Bardo, False Chronicle of a Handful of Truths is broader than 8 1/2. Iñárritu includes social and political ideas about the history of the Americas. He jumps through time, touching on everything from Cortez to Trump. 

Iñárritu also pushes further into surrealist filmmaking than Fellini, leaning more toward Alejandro Jodorowsky. In many films that deal with surrealism and dream imagery, there is a separation between reality and fantasy that slowly disintegrates until they are indistinguishable. In Bardo, both the real and the dream world are thoroughly blended right from the start.

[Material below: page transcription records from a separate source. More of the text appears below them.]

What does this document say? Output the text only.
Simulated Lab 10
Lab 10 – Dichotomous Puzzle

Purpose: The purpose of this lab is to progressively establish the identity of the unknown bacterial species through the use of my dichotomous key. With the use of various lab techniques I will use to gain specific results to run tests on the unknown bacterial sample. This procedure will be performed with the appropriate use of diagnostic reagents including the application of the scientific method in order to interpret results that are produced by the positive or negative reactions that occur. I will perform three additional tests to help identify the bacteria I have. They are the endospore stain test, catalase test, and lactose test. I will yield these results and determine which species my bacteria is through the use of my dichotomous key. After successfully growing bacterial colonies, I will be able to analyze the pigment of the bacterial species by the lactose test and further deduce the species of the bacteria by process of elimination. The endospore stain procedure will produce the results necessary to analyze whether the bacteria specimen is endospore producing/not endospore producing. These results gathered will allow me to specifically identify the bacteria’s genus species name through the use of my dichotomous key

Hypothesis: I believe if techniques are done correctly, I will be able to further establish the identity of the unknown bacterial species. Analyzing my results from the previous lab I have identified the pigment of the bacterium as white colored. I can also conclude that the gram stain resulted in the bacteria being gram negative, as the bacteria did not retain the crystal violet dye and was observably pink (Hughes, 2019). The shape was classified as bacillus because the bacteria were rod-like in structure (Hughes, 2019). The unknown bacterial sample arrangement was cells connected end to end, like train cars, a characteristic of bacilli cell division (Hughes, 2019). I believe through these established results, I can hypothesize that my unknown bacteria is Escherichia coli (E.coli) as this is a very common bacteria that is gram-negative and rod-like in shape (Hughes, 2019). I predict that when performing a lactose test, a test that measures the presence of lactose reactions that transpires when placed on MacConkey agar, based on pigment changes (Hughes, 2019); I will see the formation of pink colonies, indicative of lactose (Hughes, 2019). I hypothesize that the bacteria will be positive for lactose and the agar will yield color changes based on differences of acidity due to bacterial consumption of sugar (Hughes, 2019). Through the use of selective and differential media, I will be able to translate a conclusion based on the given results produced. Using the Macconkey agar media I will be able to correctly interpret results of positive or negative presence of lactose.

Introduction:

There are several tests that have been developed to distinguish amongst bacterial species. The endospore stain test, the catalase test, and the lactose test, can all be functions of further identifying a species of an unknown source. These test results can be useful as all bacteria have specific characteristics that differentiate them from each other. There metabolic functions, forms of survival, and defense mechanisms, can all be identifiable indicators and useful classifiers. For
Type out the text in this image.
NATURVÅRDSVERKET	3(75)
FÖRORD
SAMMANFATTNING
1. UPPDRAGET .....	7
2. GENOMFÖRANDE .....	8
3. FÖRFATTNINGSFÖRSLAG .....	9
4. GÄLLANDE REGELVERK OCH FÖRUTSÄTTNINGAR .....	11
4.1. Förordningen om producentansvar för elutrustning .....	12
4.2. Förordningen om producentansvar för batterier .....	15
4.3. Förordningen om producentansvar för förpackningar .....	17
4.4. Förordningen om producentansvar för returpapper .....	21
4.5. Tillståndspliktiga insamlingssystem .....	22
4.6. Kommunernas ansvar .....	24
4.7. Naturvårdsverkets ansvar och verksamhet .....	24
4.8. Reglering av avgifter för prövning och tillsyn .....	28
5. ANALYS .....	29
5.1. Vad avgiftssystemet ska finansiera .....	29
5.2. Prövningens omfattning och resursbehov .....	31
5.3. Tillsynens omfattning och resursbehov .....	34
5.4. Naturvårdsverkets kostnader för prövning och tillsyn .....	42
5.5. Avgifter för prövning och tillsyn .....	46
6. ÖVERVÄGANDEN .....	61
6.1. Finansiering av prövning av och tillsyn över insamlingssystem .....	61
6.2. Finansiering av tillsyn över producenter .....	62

We are never given solid ground to stand on. It makes for a disorienting, but compelling whirlwind of surprising imagery. 

Even with its long running time, Bardo maintains its energy and interest. It is a very skillfully crafted film. I’m unsure if the navel-gazing is just a reference to Fellini, or if it is baked into making these sort of films. Charlie Kaufman’s Synecdoche, New York seems to avoid some of the onanism of the other two, while still being bound up in one man’s inward vision. Perhaps the fact that Synecdoche, New York was Kaufman’s first film kept him from the excesses of egoism.

Bardo covers a lot of ground. It blends the full range of human experience into an ever-changing storm of imagery. The ideas and images arrange and rearrange in surprising ways that create new meanings like a rebus. The connections between scenes are less about chronology or logic, and more about meaning and association. What Iñárritu produces is something visually spectacular and full of rich information, even if it is suffused with narcissistic obsession.